Wednesday, March 20, 2013

Aha! so this is what I am, a fusionist!

A few years ago, I gave a talk to a small group of libertarians about what socially conservative Christians need to learn from libertarians and what libertarians need to learn from Christian socons.

Sadly, my "viral" YouTube video (it had more than 400 hits!) got taken down for some reason, but here's a post at National Review that gives a name for the kind of mixture of social conservatism and libertarianism: fusionism.

Here's an excerpt of Jonah Goldberg's post:


An ex-Communist Christian libertarian, Meyer argued that freedom was a prerequisite for virtue and therefore a virtuous society must be a free society. (If I force you to do the right thing against your will, you cannot claim to have acted virtuously.)

Philosophically, the idea took fire from all sides. But as a uniting principle, fusionism worked well. It provided a rationale for most libertarians and most social conservatives to fight side by side against Communism abroad and big government at home.

What often gets left out in discussions of the American Right is that fusionism isn’t merely an alliance, it is an alloy. Fusionism runs through the conservative heart. William F. Buckley, the founder of the conservative movement, often called himself a “libertarian journalist.” Asked about that in a 1993 interview, he told C-SPAN’s Brian Lamb that the question “Does this augment or diminish human liberty?” informed most of what he wrote.

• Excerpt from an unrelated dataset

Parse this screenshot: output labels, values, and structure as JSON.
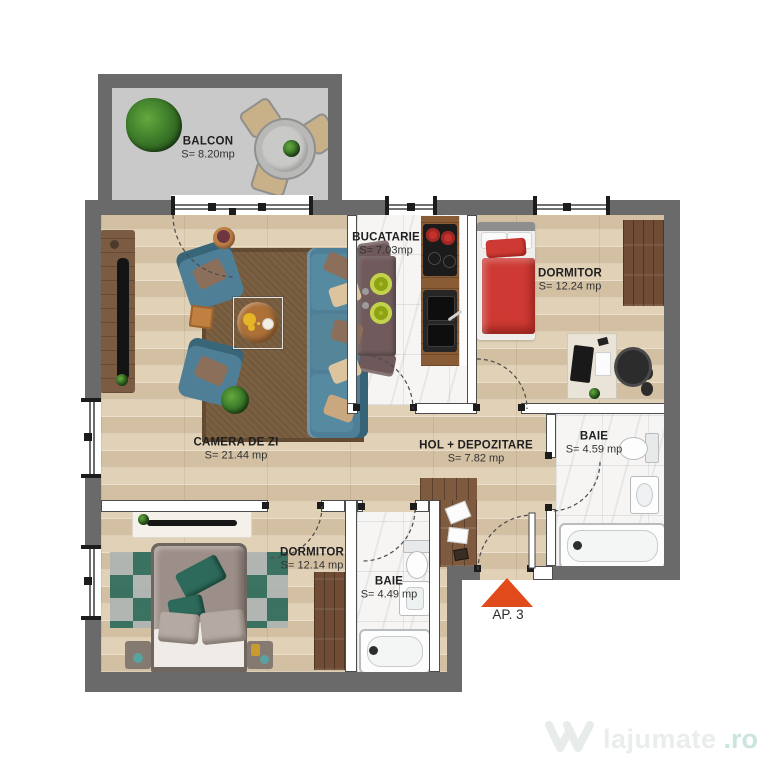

Most pure libertarians and the tiny number of truly statist social conservatives live along the outer edge of the Venn diagram that is the American Right. Most self-identified conservatives reside in the vast overlapping terrain between the two sides.

Just look at where libertarianism has had its greatest impact: economics. There simply isn’t a conservative economics that is distinct from a libertarian one. Adam Smith, Friedrich Hayek, Milton Friedman, Henry Hazlitt, Ludwig von Mises, James M. Buchanan & Co. are gods of the libertarian and conservative pantheons alike.